Industry

Machine Learning Models

Client

Confidential

Role

Product Mngr, UX Research

Unpacking the black box: making AI-based visa decisions clearer

Visa applications are complex, but AI based decision making can streamline the process. However, applicants and case officers often struggle with one key issue: why was a case approved or denied? Without clear justification, applicants find it difficult to appeal, and case managers face challenges in verifying decisions. To address this, we designed a case management system that provides transparency into AI based visa decisions and recommendations, ensuring officers can better understand recommendations and applicants receive clear feedback. This case study is based on a real-world explainability project but has been adapted to a different industry to protect confidentiality.
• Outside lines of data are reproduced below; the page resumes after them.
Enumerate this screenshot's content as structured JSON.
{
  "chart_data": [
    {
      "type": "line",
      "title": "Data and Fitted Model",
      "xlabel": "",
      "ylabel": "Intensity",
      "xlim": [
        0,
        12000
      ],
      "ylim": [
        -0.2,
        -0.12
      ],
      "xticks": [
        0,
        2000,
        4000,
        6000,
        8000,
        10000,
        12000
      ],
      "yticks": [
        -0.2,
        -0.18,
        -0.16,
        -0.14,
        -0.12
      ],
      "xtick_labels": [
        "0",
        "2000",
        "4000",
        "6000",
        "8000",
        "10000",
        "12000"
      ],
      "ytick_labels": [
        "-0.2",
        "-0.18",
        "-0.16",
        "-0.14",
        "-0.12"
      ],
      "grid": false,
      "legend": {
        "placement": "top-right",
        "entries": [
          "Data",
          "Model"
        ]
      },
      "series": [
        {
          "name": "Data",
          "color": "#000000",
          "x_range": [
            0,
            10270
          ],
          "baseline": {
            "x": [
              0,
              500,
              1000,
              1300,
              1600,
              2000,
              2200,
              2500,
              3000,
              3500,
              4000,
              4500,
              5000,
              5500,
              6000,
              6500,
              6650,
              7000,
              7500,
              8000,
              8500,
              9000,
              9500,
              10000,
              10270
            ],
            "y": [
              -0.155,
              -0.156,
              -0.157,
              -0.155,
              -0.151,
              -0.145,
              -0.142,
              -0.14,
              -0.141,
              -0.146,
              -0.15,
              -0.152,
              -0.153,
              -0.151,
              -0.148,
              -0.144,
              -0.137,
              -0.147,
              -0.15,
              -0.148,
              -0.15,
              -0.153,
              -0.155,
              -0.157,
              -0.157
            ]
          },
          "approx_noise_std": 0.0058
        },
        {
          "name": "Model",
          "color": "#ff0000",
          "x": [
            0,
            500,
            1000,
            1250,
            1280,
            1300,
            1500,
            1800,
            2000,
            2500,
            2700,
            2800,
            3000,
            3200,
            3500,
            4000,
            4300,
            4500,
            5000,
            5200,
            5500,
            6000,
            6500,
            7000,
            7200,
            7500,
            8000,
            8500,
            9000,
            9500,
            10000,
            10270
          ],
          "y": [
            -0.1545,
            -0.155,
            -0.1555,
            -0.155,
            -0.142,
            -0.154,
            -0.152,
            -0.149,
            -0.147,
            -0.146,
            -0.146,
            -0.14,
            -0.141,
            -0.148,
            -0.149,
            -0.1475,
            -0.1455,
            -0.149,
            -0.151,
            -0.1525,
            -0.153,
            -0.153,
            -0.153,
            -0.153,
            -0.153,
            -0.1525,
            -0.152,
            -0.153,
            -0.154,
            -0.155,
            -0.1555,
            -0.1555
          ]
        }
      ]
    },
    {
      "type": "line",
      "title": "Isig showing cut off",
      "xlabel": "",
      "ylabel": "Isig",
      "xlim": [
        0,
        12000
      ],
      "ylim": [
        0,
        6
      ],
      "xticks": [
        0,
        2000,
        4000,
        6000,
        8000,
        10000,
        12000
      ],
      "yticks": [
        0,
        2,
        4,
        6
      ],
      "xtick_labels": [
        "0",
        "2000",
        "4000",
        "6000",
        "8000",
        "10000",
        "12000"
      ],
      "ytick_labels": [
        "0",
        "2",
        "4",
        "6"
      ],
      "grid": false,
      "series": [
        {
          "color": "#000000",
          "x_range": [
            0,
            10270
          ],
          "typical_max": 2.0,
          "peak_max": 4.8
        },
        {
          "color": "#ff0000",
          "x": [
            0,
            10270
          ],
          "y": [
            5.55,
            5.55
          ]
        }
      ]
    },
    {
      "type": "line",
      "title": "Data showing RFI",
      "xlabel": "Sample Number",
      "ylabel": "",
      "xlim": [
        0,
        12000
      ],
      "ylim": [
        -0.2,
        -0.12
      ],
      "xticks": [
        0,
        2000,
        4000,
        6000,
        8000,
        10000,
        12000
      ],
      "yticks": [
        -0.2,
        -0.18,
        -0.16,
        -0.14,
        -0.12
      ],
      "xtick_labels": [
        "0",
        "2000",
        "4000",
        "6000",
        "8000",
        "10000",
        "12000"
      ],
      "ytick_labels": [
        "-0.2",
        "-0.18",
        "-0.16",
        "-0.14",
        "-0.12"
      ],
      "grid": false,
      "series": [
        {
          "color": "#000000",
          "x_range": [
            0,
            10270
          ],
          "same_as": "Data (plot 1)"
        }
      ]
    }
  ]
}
While the context differs, the main challenge of making automated decisions understandable remains the same.

Goals

Improve visibility

Increase transparency and visibility into AI based visa decisions.

Reduce decision insights inquiries by 50%

Supporting case managers with better insights to verify or override AI recommendations, so that there is no need for them to raise support tickets to clarify decision reasons.

Enhance trust in the AI model

Enhancing trust in AI by providing insights into the decisioning process.

Approach: understanding the problem through quanititative and qualitative research

In my research approach I combined data analysis, user interviews, and process mapping to uncover key challenges in visa decision transparency. Internal data from applicant inquiries and support tickets provided quantitative insights into where users faced confusion. Afterwards I conducted interviews with case managers and applicant support teams to understand how they interacted with the system and where additional explanation was needed. Mapping existing workflows allowed us to pinpoint critical decision moments and identify gaps in how AI recommendations were presented. These methods helped us define the core usability and communication challenges that needed to be addressed.

Solving the data challenge: making AI decisions readable

Solving the data challenge: making AI decisions readable

Solving the data challenge: making AI decisions readable

One of the biggest obstacles was that previous attempts at improving transparency had failed due to the complexity of AI models and reluctance to introduce changes. To move forward, we worked directly with the data science team to:

Themes

Break down AI outputs into structured decision factors

Instead of a single opaque verdict, we categorized reasoning into digestible, explainable components (e.g., "High-Risk Travel Pattern" or "Incomplete Documentation")

Introduce a two layer explanation system

A high-level summary provided a quick overview, while a deep dive section detailed the exact risk factors or supporting data that influenced the decision.

Ensure human oversight remained a key factor

AI provided recommendations, but officers could still provide feedback and have the tools to review, override, or request further details.

Design and iteration: bringing insights in front of our users

With the information architecture and data foundation in place, we turned to the user experience. The existing system presented visa outcomes as Approved or Declined with little context and mainly raw data. We needed a way to display key decision factors without overwhelming users.

Introducing visual decision summary

We replaced the simple approval and rejection label with a decision breakdown chart, highlighting the top factors influencing the outcome. The challenge was to choose a visualization that could work well with the reason categories. These categories were dynamic and could vary per case. In addition, the impact could be widely distributed, which required us to present more than 5 reason categories as originally anticipated.

Decision reason narrative

A new "Learn more" functionality provided officers with AI-generated reasoning in plain language, allowing them to review supporting data at a glance.

Balancing AI and human decision-making

To make sure that the case managers can still effectively provide feedback and perform overrides, we made sure that calls to action were highly visible. In addition, an activity log was added to provide further context into what happened to each case.

Finalising the case dashboard and case detail screen

Once the core concepts were validated, we moved to high-fidelity design, focusing on two critical areas: the case dashboard and the case detail screen. Before the full rollout, beta testing was conducted with a select group of case officers to ensure the system met usability expectations. Feedback from this phase led to refinements, such as improved decision summaries, clearer visual hierarchies, and adjustments to how overrides were displayed.

Outcome and impact: a system users can trust

Similar implementations in other industries have shown that providing structured decision insights leads to faster verification, reduced inquiries, and increased trust in AI powered decision making. By integrating explainability into the system, case managers can work more efficiently, and applicants gain better visibility into their decisions. Early testing suggested that these improvements helped reduce confusion, streamline case reviews, and improve confidence in automated recommendations. This project reinforced the importance of bridging AI and human oversight to create fair, transparent, and actionable decision-making systems.